Along came the transistor, which shrank bugs to the size of a broad bean,
and the spies were very happy. But not as happy as when integrated circuits
arrived--not only could you make surveillance equipment as small as you
liked, you could build in masking techniques that rendered them very hard to
detect.

A basic bug needs but two transistors: with modern chips packing upwards of
a billion on each sliver of silicon, the only limit to surveillance
technology is the imagination of the spies and their ability to physically
place the devices.

Even those ideas are out of date. Looking around my desk, I can see five
devices that have microphones built in and attached to complex electronic
circuitry. Three of them also have radio transmitters--a mobile phone, a
cordless phone, and a Wi-Fi laptop--while the desktop computer is linked to
the Internet via a permanent broadband connection. Any of these could be
compromised by the addition of a tiny amount of software and made to relay
everything in earshot to anywhere in the world: I even take two of them with
me wherever I go.

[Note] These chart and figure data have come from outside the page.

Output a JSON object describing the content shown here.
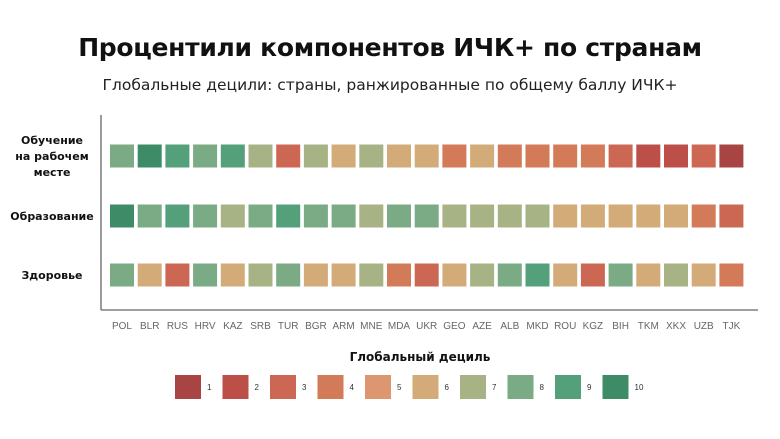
{
  "chart_data": {
    "type": "heatmap",
    "title": "Процентили компонентов ИЧК+ по странам",
    "subtitle": "Глобальные децили: страны, ранжированные по общему баллу ИЧК+",
    "x": [
      "POL",
      "BLR",
      "RUS",
      "HRV",
      "KAZ",
      "SRB",
      "TUR",
      "BGR",
      "ARM",
      "MNE",
      "MDA",
      "UKR",
      "GEO",
      "AZE",
      "ALB",
      "MKD",
      "ROU",
      "KGZ",
      "BIH",
      "TKM",
      "XKX",
      "UZB",
      "TJK"
    ],
    "y": [
      "Обучение\nна рабочем\nместе",
      "Образование",
      "Здоровье"
    ],
    "values": [
      [
        8,
        10,
        9,
        8,
        9,
        7,
        3,
        7,
        6,
        7,
        6,
        6,
        4,
        6,
        4,
        4,
        4,
        4,
        3,
        2,
        2,
        3,
        1
      ],
      [
        10,
        8,
        9,
        8,
        7,
        8,
        9,
        8,
        8,
        7,
        8,
        8,
        7,
        7,
        7,
        7,
        6,
        6,
        6,
        6,
        6,
        4,
        3
      ],
      [
        8,
        6,
        3,
        8,
        6,
        7,
        8,
        6,
        6,
        7,
        4,
        3,
        6,
        7,
        8,
        9,
        6,
        3,
        8,
        6,
        7,
        6,
        4
      ]
    ],
    "legend_title": "Глобальный дециль",
    "legend": [
      1,
      2,
      3,
      4,
      5,
      6,
      7,
      8,
      9,
      10
    ],
    "colors": {
      "1": "#a84443",
      "2": "#bc5049",
      "3": "#cc6754",
      "4": "#d37a58",
      "5": "#dc9770",
      "6": "#d3ab78",
      "7": "#a8b385",
      "8": "#7aab84",
      "9": "#53a07a",
      "10": "#3d8c67"
    },
    "axis_color": "#666666"
  }
}
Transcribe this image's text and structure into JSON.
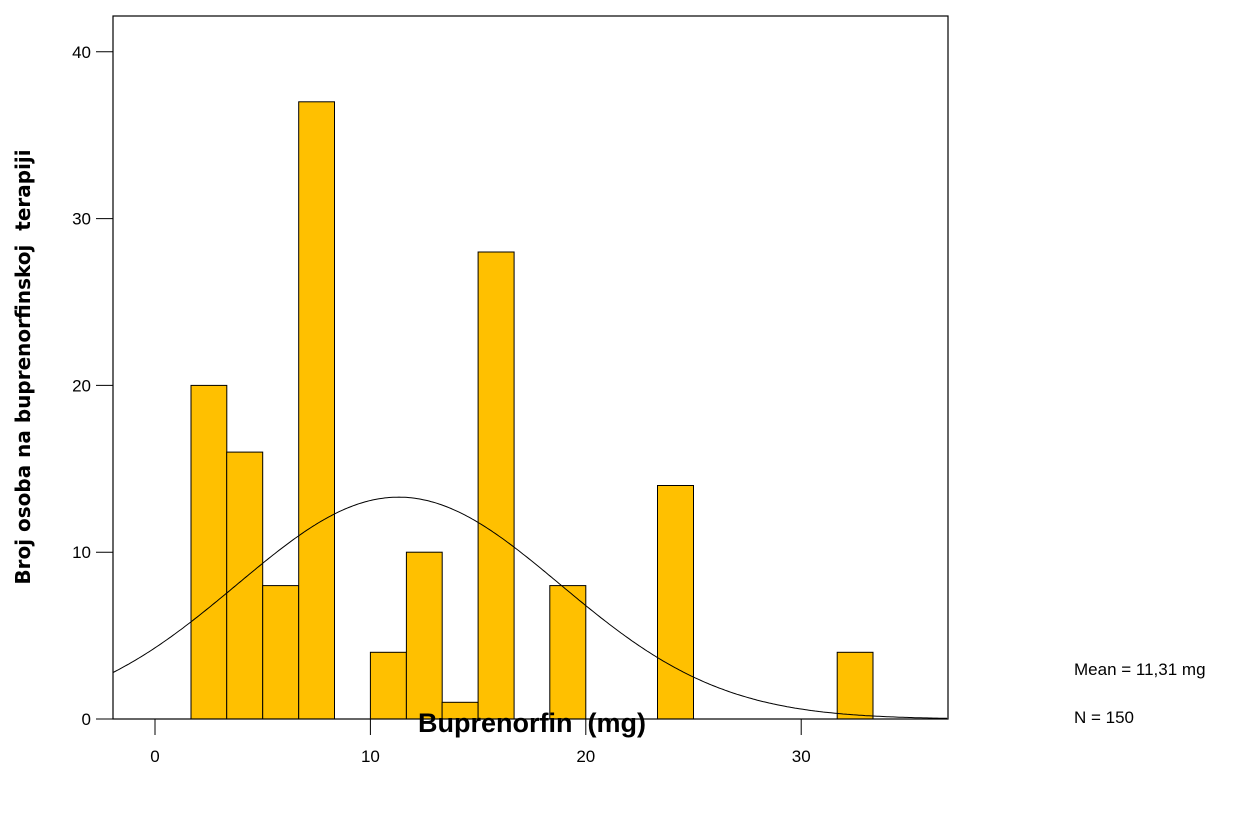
{
  "chart_data": {
    "type": "bar",
    "subtype": "histogram",
    "xlabel": "Buprenorfin  (mg)",
    "ylabel": "Broj osoba na buprenorfinskoj  terapiji",
    "xlim": [
      -2,
      36.7
    ],
    "ylim": [
      0,
      42.2
    ],
    "x_ticks": [
      0,
      10,
      20,
      30
    ],
    "y_ticks": [
      0,
      10,
      20,
      30,
      40
    ],
    "x_tick_labels": [
      "0",
      "10",
      "20",
      "30"
    ],
    "y_tick_labels": [
      "0",
      "10",
      "20",
      "30",
      "40"
    ],
    "bins": [
      {
        "start": 1.67,
        "end": 3.33,
        "count": 20
      },
      {
        "start": 3.33,
        "end": 5.0,
        "count": 16
      },
      {
        "start": 5.0,
        "end": 6.67,
        "count": 8
      },
      {
        "start": 6.67,
        "end": 8.33,
        "count": 37
      },
      {
        "start": 10.0,
        "end": 11.67,
        "count": 4
      },
      {
        "start": 11.67,
        "end": 13.33,
        "count": 10
      },
      {
        "start": 13.33,
        "end": 15.0,
        "count": 1
      },
      {
        "start": 15.0,
        "end": 16.67,
        "count": 28
      },
      {
        "start": 18.33,
        "end": 20.0,
        "count": 8
      },
      {
        "start": 23.33,
        "end": 25.0,
        "count": 14
      },
      {
        "start": 31.67,
        "end": 33.33,
        "count": 4
      }
    ],
    "bar_color": "#ffc000",
    "normal_curve": {
      "mean": 11.31,
      "std": 7.5,
      "n": 150,
      "bin_width": 1.667
    },
    "stats": {
      "mean_label": "Mean = 11,31 mg",
      "n_label": "N = 150"
    },
    "grid": false,
    "legend": "none"
  }
}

And in fact, there's no need for MI5 to go to even that
much bother: like most of us, nearly everything of interest that I do is
reflected in some way by my phone calls, e-mails and online activities.

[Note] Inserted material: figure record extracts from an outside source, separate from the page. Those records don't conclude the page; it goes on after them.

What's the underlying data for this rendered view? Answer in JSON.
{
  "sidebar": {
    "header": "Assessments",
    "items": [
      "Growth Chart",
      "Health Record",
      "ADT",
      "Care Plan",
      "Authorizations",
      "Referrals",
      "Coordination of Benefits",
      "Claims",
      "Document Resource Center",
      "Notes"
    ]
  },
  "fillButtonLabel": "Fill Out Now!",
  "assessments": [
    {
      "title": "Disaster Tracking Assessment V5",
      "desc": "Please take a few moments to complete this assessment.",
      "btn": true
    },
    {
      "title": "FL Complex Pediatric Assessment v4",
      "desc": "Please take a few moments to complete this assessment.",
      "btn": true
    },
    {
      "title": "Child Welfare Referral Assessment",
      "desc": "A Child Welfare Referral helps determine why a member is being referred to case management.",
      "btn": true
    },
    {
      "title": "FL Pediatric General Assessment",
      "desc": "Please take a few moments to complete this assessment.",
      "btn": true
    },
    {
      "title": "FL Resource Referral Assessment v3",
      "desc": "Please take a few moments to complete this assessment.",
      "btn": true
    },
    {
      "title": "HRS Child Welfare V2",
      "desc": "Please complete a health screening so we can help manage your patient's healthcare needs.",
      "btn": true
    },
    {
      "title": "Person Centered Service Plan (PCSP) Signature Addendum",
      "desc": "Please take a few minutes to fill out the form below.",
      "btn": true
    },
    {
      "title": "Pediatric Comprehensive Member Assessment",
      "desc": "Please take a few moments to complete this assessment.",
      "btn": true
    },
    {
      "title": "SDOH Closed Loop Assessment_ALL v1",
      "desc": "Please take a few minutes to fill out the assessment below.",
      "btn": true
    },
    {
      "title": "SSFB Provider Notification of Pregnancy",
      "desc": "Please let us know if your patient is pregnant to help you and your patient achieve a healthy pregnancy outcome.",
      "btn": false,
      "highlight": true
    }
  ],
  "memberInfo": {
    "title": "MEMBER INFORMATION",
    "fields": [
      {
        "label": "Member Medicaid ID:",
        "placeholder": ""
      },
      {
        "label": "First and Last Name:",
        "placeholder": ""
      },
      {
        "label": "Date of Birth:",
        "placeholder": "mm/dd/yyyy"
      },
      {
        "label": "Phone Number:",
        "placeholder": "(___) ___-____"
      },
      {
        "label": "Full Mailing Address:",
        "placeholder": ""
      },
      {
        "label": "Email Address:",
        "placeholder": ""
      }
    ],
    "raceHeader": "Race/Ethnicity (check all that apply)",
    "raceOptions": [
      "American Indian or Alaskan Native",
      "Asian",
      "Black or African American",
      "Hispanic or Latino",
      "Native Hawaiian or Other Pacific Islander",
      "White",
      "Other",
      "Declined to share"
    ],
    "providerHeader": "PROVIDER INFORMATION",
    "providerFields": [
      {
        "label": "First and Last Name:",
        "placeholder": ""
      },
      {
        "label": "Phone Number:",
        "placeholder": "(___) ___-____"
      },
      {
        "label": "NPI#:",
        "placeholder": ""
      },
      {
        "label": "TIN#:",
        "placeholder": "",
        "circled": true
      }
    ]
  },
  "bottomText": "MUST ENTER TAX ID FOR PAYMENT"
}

It's here that most espionage takes place, in our day-to-day use of IT
equipment. The spies do have the use of tons of special space hardware with
codenames like Lacrosse and Crystal, taking pictures and listening to every
radio transmission they can, but unless you're using a walkie-talkie in the
Hindu Kush, there are much easier ways for what you say and do to reach the
eyes and ears of those who care.

If you've got something to hide, if you're paranoid or if you're just an
old-fashioned stickler for privacy and the basic human right to go about
your business unobserved by the unaccountable, there are various ways you
can protect yourself and your conversations. For starters, don't rely on any
commercial, closed system that may claim to be secure: there is a long and
well-documented history of undocumented flaws and deliberate weaknesses in
such things.

Take the humble mobile phone. The digital encryption in GSM phones was made
deliberately weak to give the spooks a chance. It is good enough to stop
casual scanners, but the amount of computational grunt needed to crack it
has become steadily more affordable at the same time as the techniques
available have got more sophisticated. It's not yet at the point where a
hacker with a laptop can listen in--but give it a couple of years. And the
security services have always been able to get at mobile-phone conversations
through a variety of means.

Make your communication tools as simple as possible. Even before my e-mails
leave my computers, they've been through tens or hundreds of installed
software components, none of which I fully understand, and spent time in a
huge operating system whose details are a carefully guarded secret.

If I were keen for this not to happen, I'd use a stripped-down Linux
installation on as old a laptop as could run the basic software required. If
I was really keen, I'd pick up an old portable device like a Tandy Model 100
or a Z88, something with unchangeable software in ROM that was written
decades ago.

I'd write a simple encryption program of my own that used random data I'd
previously entered to code my messages--you can do this in ten lines of
BASIC--and hand-deliver a copy of everything to my recipient. It's slow,
painful and limited--but it's spookproof. Unless they get even keener and
put video bugs in my front room.

In the end, the only safe way to keep a secret is to pick your pal
carefully, walk out of earshot of anyone else and plot away. Just make sure
you're not carrying anything more modern than Sir Francis might recognize,
and you'll be fine--remember American intelligence shamefacedly admitting
that they didn't know much about what the Iraqis had been up to because
"these people did most of their work under roofs".

But if, like U.N. Secretary General Kofi Annan, you need to use the same
telephones and e-mail as the rest of us, assume they know everything--and
keep asking awkward questions. Political accountability is the final
safeguard, as I very much hope is becoming painfully apparent to all.

biography
Rupert Goodwins is the technology editor for ZDNetUK.